While lasers have long been employed for via drilling in PCB fabrication, mechanical drilling still remains the predominant production technology. However, as via diameters shrink to support various advanced packaging techniques, mechanical drilling becomes more expensive, and ultimately technologically unfeasible. A variety of laser technologies are now poised to step in to extend production via drilling down to the micron level. This article reviews the various laser sources that are available to support the latest packaging technologies as they become more widely adopted, and describes the characteristics and capabilities of each.

Carbon dioxide (CO2) lasers have been used in PCB via drilling for more than two decades and currently service about 20% of the market. The reason for this relatively low market penetration is simple. Even though CO2 lasers are a non-contact method that eliminates the need for frequent tool replacement, their sweet spot is at hole diameters around 100 µm diameter and below. As the industry transitions to smaller vias, mechanical drill replacement costs start to increase exponentially, and the use of CO2 lasers will expand significantly to cater to the growing demand for ever smaller microvias.

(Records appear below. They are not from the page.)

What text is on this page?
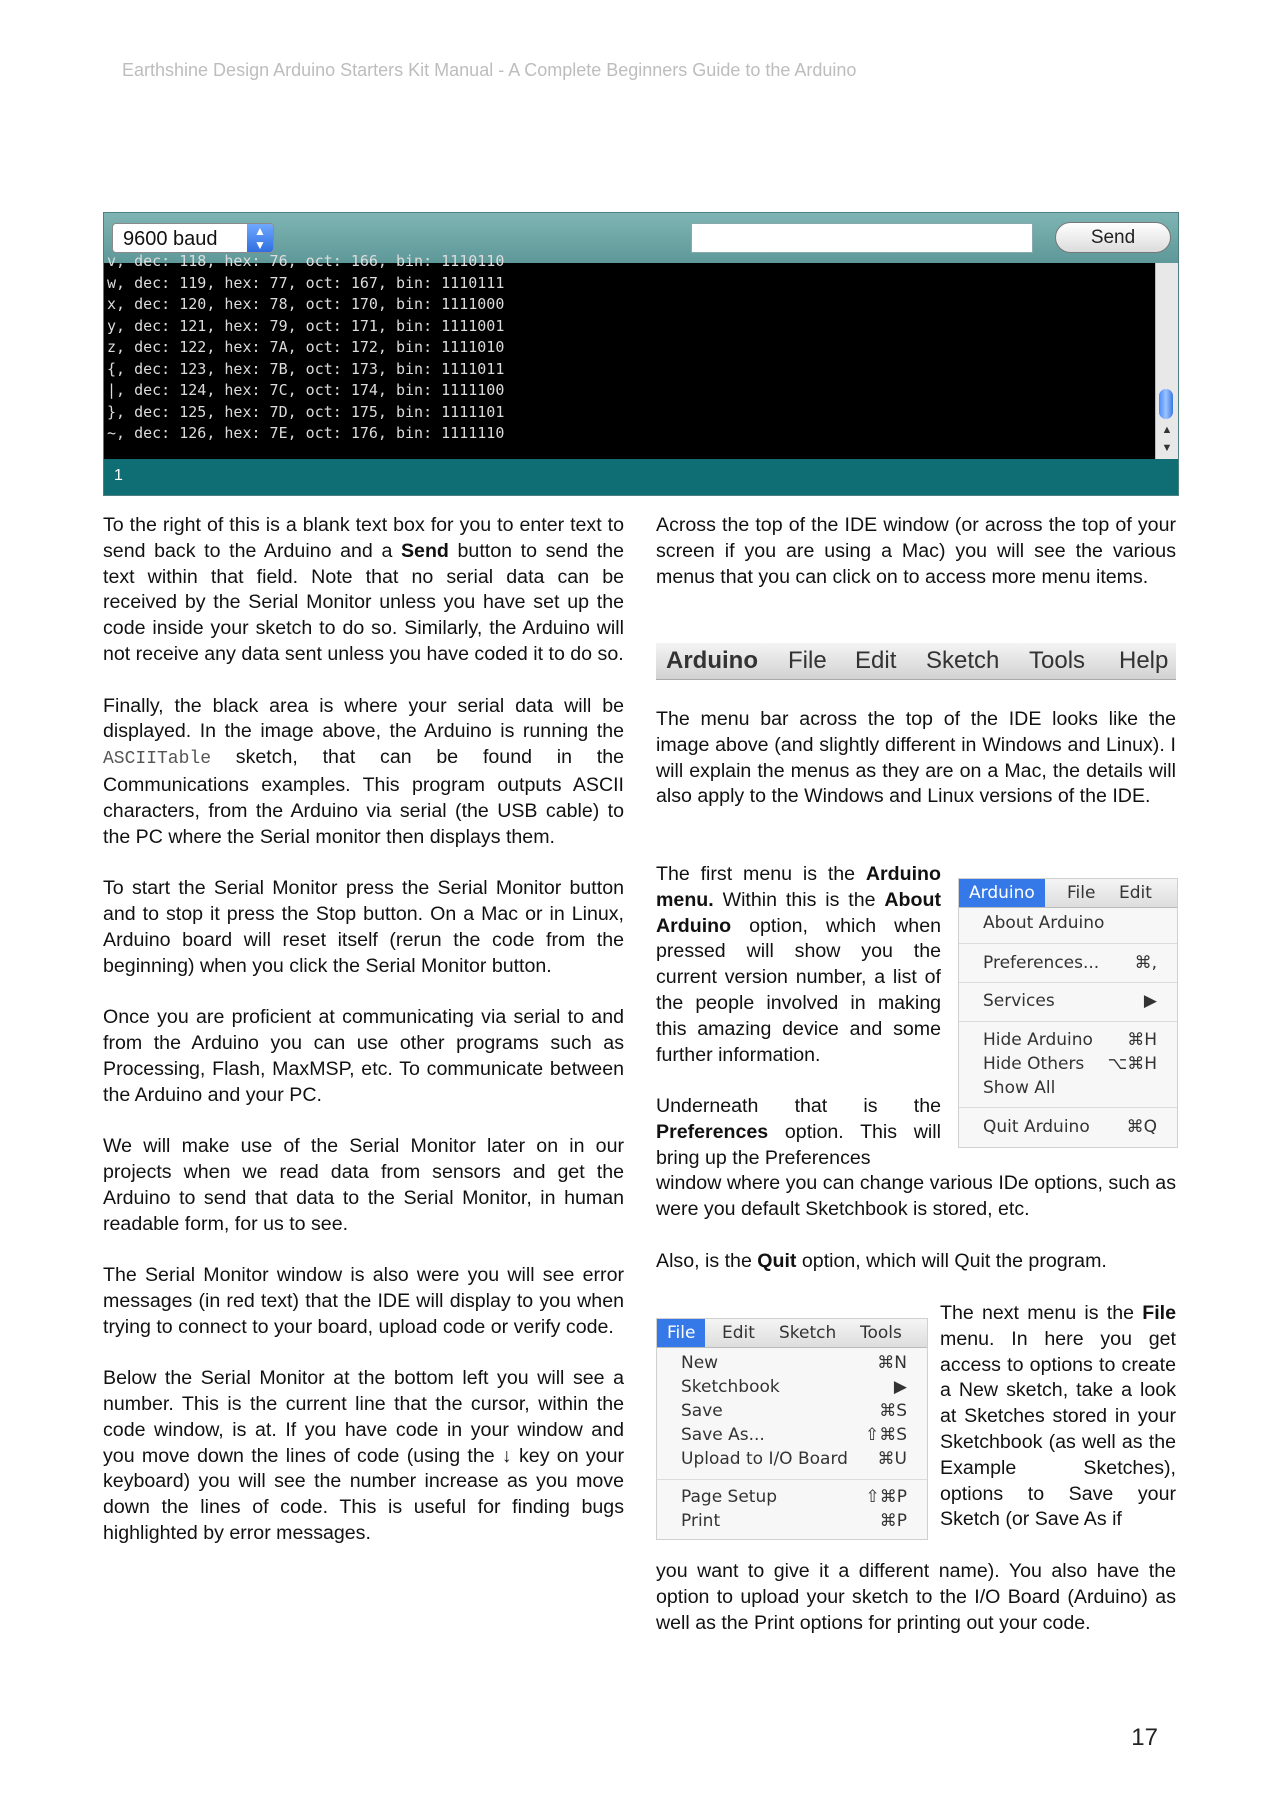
Earthshine Design Arduino Starters Kit Manual - A Complete Beginners Guide to the Arduino
9600 baud	▲
▼	Send
v, dec: 118, hex: 76, oct: 166, bin: 1110110
w, dec: 119, hex: 77, oct: 167, bin: 1110111
x, dec: 120, hex: 78, oct: 170, bin: 1111000
y, dec: 121, hex: 79, oct: 171, bin: 1111001
z, dec: 122, hex: 7A, oct: 172, bin: 1111010
{, dec: 123, hex: 7B, oct: 173, bin: 1111011
|, dec: 124, hex: 7C, oct: 174, bin: 1111100
}, dec: 125, hex: 7D, oct: 175, bin: 1111101
~, dec: 126, hex: 7E, oct: 176, bin: 1111110	▲
▼
1

To the right of this is a blank text box for you to enter text to send back to the Arduino and a Send button to send the text within that field. Note that no serial data can be received by the Serial Monitor unless you have set up the code inside your sketch to do so. Similarly, the Arduino will not receive any data sent unless you have coded it to do so.

Finally, the black area is where your serial data will be displayed. In the image above, the Arduino is running the ASCIITable sketch, that can be found in the Communications examples. This program outputs ASCII characters, from the Arduino via serial (the USB cable) to the PC where the Serial monitor then displays them.

To start the Serial Monitor press the Serial Monitor button and to stop it press the Stop button. On a Mac or in Linux, Arduino board will reset itself (rerun the code from the beginning) when you click the Serial Monitor button.

Once you are proficient at communicating via serial to and from the Arduino you can use other programs such as Processing, Flash, MaxMSP, etc. To communicate between the Arduino and your PC.

We will make use of the Serial Monitor later on in our projects when we read data from sensors and get the Arduino to send that data to the Serial Monitor, in human readable form, for us to see.

The Serial Monitor window is also were you will see error messages (in red text) that the IDE will display to you when trying to connect to your board, upload code or verify code.

Below the Serial Monitor at the bottom left you will see a number. This is the current line that the cursor, within the code window, is at. If you have code in your window and you move down the lines of code (using the ↓ key on your keyboard) you will see the number increase as you move down the lines of code. This is useful for finding bugs highlighted by error messages.

Across the top of the IDE window (or across the top of your screen if you are using a Mac) you will see the various menus that you can click on to access more menu items.
Arduino File Edit Sketch Tools Help
The menu bar across the top of the IDE looks like the image above (and slightly different in Windows and Linux). I will explain the menus as they are on a Mac, the details will also apply to the Windows and Linux versions of the IDE.
The first menu is the Arduino menu. Within this is the About Arduino option, which when pressed will show you the current version number, a list of the people involved in making this amazing device and some further information.
Underneath that is the Preferences option. This will bring up the Preferences
window where you can change various IDe options, such as were you default Sketchbook is stored, etc.
Also, is the Quit option, which will Quit the program.
The next menu is the File menu. In here you get access to options to create a New sketch, take a look at Sketches stored in your Sketchbook (as well as the Example Sketches), options to Save your Sketch (or Save As if
you want to give it a different name). You also have the option to upload your sketch to the I/O Board (Arduino) as well as the Print options for printing out your code.
Arduino	File Edit
About Arduino
Preferences... ⌘,
Services	▶
Hide Arduino ⌘H
Hide Others ⌥⌘H
Show All
Quit Arduino ⌘Q
File	Edit Sketch Tools
New	⌘N
Sketchbook	▶
Save	⌘S
Save As...	⇧⌘S
Upload to I/O Board ⌘U
Page Setup	⇧⌘P
Print	⌘P
17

CO2 lasers drill vias through a thermal interaction. That is, the material absorbs the infrared light output of the CO2 laser, which heats it until it vaporizes. Many dielectrics absorb well in the far infrared, while nearly all metals are highly reflective at these wavelengths. As a result, copper layers act as a natural stop when drilling with a CO2 laser. In order to drill through copper (such as a top clad layer), it must first be oxidized to create a dark patina which absorbs the laser light.

While the CO2 laser can readily produce a smaller via than a mechanical drill, there are limitations on the smallest via diameter it can reach. One limit is caused by light diffraction. Specifically, the smallest focused spot size to which a laser beam can be focused is directly related to its wavelength. Longer (e.g., far infrared) wavelengths, cannot be focused as finely as visible or ultraviolet wavelengths.